115 – La question du mensuel « La Décroissance »

Dans son numéro d’octobre le journal « La Décroissance » pose la question suivante:

« Jadis, inspirés par le rapport Meadows ou les écrits de Bernard
Charbonneau, René Dumont et André Gorz, nous connaissions déjà les principales causes de la dégradation de la vie sur Terre et aurions pu, dès cette époque et à l’échelle internationale, réorienter les politiques publiques vers la soutenabilité. Aujourd’hui, il est trop tard, l’effondrement est imminent. » C’est ce qu’écrit l’ex-ministre Yves Cochet dans une tribune publiée par le quotidien des affairistes Drahi et Ledoux cet été (Libération, 23 août 2017). Mais est-ce si sûr ? Si l’humanité avait connaissance de l’impasse de la croissance, aurait-elle été capable de faire volte-face ? Les idées, les « prises de conscience » suffisent-elles à changer radicalement le cours des choses, à abandonner la course à la puissance pour aller vers la « soutenabilité » ?

Après avoir rappelé ce qu’est le processus de criticalité auto-organisée, je donne ci-dessous ma propre réponse.

La criticalité auto-organisée

Plus chaude du coté éclairé par le Soleil que de l’autre, la Terre est naturellement en déséquilibre thermique. Les lois de la physique imposent que la température de la Terre s’uniformise. Les physiciens disent que l’énergie s’y dissipe.

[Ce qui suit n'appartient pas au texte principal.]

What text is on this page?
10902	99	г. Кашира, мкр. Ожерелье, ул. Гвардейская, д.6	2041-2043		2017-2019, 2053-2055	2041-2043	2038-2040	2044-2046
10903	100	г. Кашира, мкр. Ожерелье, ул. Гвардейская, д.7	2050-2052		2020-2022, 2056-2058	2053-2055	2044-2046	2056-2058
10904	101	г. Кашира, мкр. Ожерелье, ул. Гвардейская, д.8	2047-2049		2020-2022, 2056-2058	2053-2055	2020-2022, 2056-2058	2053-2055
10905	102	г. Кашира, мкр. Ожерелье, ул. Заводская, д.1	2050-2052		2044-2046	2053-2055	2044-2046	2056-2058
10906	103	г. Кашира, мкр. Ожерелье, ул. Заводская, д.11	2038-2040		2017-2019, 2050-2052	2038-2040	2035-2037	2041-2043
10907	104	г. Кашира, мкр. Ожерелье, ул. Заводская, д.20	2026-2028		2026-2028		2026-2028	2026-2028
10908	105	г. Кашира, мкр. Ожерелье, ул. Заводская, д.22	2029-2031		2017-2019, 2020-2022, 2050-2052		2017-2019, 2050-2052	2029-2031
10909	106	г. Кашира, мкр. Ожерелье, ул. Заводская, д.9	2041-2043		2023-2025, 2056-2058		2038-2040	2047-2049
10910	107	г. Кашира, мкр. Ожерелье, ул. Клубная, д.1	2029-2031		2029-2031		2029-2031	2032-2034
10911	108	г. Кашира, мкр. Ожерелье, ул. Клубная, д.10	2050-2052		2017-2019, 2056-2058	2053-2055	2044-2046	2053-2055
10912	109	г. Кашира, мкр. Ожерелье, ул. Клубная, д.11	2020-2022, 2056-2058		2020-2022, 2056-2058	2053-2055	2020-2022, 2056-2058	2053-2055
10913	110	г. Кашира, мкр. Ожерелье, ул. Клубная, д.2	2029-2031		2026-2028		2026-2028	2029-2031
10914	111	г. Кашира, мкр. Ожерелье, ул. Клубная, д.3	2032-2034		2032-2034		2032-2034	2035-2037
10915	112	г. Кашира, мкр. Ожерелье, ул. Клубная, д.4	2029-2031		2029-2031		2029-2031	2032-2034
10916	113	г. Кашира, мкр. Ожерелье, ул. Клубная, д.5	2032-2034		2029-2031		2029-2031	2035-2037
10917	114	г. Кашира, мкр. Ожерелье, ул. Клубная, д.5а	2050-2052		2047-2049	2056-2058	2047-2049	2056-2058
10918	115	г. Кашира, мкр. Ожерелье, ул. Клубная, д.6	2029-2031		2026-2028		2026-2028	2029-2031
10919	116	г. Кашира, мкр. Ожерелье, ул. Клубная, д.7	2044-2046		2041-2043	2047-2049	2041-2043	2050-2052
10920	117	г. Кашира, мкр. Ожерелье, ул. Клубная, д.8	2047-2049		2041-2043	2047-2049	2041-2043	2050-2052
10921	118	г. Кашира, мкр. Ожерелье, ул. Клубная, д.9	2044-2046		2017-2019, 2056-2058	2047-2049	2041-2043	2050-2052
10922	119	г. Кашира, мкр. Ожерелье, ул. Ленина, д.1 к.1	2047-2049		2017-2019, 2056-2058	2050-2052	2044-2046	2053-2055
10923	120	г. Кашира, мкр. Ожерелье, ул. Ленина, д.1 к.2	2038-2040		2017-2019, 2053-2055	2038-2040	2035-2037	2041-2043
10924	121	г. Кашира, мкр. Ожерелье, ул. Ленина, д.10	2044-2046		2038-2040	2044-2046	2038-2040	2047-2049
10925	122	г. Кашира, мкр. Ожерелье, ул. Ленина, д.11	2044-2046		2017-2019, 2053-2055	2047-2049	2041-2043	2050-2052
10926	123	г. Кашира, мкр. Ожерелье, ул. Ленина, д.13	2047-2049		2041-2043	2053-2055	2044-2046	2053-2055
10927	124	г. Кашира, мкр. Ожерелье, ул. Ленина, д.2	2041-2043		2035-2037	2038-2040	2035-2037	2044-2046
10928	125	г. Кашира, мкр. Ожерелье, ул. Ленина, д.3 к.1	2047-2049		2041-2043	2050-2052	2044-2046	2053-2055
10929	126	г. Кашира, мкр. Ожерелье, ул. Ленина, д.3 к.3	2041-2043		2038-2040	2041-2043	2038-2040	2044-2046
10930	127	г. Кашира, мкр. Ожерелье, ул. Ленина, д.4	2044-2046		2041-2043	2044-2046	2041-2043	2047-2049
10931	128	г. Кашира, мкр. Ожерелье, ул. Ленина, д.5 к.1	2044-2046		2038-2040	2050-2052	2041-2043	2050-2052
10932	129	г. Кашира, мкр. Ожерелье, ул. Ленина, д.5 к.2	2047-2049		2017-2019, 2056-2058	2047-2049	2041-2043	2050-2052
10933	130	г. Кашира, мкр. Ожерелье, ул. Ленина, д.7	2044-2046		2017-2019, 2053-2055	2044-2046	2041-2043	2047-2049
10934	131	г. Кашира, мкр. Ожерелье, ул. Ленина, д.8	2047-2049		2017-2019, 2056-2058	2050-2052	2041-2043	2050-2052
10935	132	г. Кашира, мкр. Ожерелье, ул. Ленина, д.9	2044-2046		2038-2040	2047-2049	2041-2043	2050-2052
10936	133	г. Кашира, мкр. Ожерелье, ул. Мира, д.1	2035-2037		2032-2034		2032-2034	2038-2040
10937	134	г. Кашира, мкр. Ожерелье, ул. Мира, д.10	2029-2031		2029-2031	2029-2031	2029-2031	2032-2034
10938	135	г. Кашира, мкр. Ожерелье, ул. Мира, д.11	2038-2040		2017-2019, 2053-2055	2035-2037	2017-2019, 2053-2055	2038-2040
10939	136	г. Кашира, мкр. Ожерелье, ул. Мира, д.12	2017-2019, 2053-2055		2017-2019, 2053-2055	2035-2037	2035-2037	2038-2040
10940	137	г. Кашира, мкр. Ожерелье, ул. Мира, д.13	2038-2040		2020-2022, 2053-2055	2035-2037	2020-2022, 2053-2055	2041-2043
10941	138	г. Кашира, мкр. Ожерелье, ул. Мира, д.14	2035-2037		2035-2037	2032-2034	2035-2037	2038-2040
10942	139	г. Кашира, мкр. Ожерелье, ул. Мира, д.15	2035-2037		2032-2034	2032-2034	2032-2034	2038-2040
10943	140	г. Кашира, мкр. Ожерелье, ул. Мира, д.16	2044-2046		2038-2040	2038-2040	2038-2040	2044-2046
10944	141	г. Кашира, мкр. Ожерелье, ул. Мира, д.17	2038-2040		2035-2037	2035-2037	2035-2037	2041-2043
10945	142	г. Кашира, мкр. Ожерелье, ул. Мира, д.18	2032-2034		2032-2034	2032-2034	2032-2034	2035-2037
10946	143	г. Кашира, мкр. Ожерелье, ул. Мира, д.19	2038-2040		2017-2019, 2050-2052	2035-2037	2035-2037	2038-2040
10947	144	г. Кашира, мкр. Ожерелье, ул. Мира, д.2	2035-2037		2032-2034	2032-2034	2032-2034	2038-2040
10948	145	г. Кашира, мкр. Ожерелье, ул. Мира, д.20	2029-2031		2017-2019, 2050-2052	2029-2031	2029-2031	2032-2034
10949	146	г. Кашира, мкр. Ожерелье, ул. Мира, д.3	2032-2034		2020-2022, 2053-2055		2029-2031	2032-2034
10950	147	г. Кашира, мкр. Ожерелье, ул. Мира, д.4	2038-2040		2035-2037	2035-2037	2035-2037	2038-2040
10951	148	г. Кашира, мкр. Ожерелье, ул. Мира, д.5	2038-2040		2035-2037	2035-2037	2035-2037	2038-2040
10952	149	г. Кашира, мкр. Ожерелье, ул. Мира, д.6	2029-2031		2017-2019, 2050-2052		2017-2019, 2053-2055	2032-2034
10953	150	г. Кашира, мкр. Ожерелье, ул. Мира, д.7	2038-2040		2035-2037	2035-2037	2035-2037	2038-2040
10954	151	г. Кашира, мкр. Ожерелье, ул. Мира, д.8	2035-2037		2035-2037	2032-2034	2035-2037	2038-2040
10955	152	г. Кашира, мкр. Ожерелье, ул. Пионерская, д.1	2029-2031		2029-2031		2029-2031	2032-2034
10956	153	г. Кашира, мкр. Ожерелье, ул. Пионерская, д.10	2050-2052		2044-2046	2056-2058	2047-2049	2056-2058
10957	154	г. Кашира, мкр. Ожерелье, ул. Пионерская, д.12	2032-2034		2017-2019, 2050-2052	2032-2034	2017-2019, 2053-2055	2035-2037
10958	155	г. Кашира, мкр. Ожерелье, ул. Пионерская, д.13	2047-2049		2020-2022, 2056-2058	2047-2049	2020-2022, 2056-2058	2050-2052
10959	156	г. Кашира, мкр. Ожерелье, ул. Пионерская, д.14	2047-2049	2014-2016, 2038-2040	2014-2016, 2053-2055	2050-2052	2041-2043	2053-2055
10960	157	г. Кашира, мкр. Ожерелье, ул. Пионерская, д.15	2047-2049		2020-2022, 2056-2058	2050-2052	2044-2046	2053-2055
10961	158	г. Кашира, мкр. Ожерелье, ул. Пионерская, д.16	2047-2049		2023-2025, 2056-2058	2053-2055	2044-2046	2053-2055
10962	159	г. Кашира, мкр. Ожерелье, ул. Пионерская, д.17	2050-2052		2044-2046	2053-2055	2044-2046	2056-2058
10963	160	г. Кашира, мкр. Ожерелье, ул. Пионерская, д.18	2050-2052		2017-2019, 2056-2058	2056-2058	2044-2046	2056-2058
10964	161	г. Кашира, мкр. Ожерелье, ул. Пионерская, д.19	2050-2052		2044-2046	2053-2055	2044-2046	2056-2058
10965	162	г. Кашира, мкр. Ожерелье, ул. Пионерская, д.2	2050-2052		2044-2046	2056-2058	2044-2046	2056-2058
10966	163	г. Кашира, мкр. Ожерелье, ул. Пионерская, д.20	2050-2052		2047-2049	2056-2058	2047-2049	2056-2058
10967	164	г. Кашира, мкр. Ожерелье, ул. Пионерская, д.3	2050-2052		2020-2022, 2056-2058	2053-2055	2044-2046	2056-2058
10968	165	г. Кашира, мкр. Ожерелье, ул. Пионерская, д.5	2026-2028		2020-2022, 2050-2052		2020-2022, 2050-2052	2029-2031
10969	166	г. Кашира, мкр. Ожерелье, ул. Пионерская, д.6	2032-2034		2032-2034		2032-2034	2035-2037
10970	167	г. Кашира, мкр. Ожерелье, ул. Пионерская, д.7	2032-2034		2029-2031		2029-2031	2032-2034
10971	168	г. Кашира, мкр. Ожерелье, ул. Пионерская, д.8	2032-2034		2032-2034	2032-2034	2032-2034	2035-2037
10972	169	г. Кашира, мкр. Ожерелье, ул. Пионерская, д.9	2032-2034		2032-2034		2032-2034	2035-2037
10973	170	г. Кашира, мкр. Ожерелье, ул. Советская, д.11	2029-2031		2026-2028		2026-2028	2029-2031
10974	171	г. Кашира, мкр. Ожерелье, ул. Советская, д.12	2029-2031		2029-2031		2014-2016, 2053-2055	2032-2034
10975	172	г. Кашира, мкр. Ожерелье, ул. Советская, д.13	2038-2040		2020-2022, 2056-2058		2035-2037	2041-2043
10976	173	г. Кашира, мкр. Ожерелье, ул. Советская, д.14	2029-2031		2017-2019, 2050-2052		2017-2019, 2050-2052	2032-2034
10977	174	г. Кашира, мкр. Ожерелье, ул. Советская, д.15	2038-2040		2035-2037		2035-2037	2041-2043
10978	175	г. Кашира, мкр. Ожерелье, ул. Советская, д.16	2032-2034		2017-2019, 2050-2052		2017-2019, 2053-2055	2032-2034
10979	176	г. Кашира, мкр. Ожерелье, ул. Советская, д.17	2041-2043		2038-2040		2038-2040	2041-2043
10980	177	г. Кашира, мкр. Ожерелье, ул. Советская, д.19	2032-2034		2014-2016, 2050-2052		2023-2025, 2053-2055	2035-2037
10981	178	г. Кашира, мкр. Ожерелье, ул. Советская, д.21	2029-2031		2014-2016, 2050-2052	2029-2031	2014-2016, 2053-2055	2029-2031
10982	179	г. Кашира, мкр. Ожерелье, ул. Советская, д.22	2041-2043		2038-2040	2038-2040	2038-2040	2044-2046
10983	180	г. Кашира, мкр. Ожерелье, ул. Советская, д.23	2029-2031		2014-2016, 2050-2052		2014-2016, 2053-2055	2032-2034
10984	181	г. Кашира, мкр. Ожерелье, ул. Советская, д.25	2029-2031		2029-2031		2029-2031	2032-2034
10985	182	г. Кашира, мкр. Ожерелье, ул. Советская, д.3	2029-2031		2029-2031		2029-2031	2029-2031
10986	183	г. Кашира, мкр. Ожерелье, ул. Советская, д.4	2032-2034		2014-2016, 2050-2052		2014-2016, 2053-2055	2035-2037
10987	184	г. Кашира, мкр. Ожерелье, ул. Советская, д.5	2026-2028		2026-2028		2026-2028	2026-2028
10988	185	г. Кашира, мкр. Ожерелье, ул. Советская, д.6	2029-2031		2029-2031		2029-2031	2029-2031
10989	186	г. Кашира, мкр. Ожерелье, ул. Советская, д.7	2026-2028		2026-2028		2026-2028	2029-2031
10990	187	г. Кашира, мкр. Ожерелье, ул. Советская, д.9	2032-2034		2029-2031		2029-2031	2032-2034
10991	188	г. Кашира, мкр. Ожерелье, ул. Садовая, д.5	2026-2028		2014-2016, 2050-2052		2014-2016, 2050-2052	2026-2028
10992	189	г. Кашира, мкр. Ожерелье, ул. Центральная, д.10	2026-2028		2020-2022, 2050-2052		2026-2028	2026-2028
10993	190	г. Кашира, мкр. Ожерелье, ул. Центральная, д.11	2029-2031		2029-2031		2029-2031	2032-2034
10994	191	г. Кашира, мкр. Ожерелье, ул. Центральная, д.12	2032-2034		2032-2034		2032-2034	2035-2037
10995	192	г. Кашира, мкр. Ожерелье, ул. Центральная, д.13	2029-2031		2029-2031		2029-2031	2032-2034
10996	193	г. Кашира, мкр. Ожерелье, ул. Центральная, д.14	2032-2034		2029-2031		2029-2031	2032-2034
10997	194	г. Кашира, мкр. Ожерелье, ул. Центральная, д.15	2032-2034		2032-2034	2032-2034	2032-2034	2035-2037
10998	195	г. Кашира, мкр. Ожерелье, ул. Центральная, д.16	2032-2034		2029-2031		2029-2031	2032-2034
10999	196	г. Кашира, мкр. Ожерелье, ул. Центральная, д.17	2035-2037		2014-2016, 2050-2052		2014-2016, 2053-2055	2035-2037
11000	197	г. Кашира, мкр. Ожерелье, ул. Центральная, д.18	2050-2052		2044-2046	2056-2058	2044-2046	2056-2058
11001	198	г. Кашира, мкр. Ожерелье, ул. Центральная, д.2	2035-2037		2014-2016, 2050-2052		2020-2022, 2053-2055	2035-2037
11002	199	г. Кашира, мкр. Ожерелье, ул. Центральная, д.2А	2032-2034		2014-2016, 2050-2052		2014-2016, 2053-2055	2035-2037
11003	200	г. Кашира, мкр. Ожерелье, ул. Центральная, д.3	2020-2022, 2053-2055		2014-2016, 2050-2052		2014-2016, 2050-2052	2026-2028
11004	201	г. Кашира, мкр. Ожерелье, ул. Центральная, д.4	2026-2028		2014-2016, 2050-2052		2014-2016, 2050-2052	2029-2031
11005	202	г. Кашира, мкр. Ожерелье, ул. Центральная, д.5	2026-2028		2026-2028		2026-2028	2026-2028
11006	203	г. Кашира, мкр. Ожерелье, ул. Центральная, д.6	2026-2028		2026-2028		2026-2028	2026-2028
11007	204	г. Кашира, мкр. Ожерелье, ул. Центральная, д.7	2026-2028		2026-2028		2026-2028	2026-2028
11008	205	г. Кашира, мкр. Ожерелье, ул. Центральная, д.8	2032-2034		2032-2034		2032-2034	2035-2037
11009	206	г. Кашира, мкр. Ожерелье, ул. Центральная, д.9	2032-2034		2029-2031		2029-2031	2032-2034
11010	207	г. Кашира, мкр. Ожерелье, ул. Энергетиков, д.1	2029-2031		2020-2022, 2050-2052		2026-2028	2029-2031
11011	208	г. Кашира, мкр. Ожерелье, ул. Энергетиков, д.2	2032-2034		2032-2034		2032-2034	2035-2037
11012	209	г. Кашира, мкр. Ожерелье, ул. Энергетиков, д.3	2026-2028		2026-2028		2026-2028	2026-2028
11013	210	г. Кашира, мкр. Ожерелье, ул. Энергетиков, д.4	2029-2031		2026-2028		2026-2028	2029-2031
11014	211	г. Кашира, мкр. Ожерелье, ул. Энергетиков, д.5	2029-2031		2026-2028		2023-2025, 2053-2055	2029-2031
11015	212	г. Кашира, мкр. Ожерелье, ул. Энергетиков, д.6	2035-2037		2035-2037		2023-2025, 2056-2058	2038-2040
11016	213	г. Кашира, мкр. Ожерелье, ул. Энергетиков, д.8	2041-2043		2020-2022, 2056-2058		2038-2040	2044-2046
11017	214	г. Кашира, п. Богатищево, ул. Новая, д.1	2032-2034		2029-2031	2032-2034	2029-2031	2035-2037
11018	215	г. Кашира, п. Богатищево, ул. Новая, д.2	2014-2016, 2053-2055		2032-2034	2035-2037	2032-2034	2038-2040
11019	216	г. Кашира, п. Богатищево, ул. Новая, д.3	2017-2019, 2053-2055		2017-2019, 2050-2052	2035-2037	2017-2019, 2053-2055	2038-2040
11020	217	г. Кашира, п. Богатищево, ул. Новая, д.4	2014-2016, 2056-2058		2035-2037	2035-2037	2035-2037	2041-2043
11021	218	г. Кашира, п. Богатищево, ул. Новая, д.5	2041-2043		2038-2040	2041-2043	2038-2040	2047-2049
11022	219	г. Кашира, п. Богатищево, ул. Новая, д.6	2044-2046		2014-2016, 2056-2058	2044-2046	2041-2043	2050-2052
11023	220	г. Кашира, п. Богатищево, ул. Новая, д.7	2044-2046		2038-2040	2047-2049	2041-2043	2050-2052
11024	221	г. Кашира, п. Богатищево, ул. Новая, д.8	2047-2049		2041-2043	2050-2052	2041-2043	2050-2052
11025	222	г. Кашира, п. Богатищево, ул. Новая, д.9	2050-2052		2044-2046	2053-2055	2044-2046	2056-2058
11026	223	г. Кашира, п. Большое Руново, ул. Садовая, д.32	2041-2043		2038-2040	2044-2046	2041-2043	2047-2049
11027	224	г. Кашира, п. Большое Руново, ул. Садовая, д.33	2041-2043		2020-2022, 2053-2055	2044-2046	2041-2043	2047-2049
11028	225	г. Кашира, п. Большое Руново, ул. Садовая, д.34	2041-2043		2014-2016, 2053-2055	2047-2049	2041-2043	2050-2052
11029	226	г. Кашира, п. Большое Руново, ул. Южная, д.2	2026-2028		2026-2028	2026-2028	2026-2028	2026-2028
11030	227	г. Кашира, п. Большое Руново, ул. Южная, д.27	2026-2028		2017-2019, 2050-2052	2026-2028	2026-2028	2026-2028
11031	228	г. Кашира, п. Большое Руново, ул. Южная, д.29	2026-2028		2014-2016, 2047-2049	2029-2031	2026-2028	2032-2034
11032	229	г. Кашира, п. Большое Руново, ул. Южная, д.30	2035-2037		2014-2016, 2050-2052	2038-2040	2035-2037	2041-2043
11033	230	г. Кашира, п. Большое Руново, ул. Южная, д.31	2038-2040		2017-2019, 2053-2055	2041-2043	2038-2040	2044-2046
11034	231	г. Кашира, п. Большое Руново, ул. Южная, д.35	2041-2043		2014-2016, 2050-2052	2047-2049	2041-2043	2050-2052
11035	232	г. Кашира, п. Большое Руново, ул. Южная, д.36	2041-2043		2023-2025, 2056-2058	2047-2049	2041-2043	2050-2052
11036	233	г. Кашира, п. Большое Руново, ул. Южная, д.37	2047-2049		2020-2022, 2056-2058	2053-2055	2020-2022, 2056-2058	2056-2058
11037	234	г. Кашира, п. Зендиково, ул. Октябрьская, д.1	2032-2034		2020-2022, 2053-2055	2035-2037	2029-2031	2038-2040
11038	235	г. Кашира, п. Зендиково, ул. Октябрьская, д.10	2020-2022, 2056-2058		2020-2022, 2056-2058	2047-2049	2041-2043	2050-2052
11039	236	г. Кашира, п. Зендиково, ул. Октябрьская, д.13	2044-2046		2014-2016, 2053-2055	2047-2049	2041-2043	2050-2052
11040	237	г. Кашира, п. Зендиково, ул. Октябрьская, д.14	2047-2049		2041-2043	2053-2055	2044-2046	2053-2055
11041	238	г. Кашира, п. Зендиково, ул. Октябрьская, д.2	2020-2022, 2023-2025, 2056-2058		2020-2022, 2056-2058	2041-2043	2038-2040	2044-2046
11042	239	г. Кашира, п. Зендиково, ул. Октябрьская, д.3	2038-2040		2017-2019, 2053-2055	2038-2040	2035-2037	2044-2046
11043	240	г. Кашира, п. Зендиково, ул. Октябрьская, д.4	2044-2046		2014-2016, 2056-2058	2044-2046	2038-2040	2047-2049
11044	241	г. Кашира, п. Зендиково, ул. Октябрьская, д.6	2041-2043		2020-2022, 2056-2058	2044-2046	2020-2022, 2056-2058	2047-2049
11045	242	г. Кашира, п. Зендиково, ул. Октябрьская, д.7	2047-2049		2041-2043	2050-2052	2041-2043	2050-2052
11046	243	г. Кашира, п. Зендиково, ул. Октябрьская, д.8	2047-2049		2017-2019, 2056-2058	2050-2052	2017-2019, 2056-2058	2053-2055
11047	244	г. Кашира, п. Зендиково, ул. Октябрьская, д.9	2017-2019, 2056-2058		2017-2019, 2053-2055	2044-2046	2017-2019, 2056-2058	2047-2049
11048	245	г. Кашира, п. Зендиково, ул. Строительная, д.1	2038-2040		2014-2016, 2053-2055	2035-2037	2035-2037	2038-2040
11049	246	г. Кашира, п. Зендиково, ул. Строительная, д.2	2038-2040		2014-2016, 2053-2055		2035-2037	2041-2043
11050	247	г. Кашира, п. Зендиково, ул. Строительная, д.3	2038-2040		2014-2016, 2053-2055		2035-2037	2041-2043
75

Des courants atmosphériques et océaniques s’organisent pour transporter la chaleur de l’équateur vers les pôles. Le jour, l’eau qui s’évapore emmagasine de la chaleur qu’elle rend la nuit en se condensant. La végétation accélère le processus. Les arbres vont chercher l’eau sous terre avec leurs racines. Leurs feuilles facilitent l’évaporation. Les insectes aident les plantes à se reproduire en transportant leur pollen. Les animaux aident la végétation en fertilisant le sol de leurs déchets. Aujourd’hui, les physiciens pensent que la vie s’est développée sur Terre pour y dissiper l’énergie.

En 1969, Ilya Prigogine introduisait la notion de structure dissipative. Un écosystème ou une société humaine sont des structures dissipatives. En dissipant l’énergie, elles modifient leur environnement jusqu’à un point critique à partir duquel elles ont tendance à s’effondrer. En présence d’énergie, de nouvelles structures les remplacent. Le physicien danois Per Bak a appelé ce processus “criticalité auto-organisée”.

Les économistes ont mis en évidence des cycles de l’ordre de 50 ans dits cycles de Kondratiev. Les historiens Peter Turchin et Sergey A. Nefedov ont mis en évidence des cycles encore plus longs qu’ils qualifient de séculaires. Leur période est de l’ordre de 200 à 300 ans Ils distinguent quatre phases qu’ils qualifient dans l’ordre de dépression, expansion, stagflation et crise. Durant la phase de crise, une nouvelle société s’organise. Plus la période des oscillations est longue, plus l’amplitude de la crise est importante: on parle alors d’effondrement.

En s’effondrant, les écosystèmes provoquent des extinctions d’espèces. Le biologiste Jay Gould parlait d’équilibres ponctués parce que leur évolution est ponctuée d’extinctions. Une société animale qui épuise son environnement tend à émigrer. Par le passé, beaucoup de sociétés humaines ont émigré. Les sociétés insulaires comme les sociétés polynésiennes ont eu plus de difficultés. Le cas des habitants de l’île de Pâques est resté célèbre parce qu’ayant abattu leurs arbres, ils n’ont pas pu émigrer. La question posée est pourquoi ne se sont-ils pas aperçus de ce qu’ils faisaient et, si certains s’en sont aperçus, pourquoi n’ont ils pas prévenu à temps les autres?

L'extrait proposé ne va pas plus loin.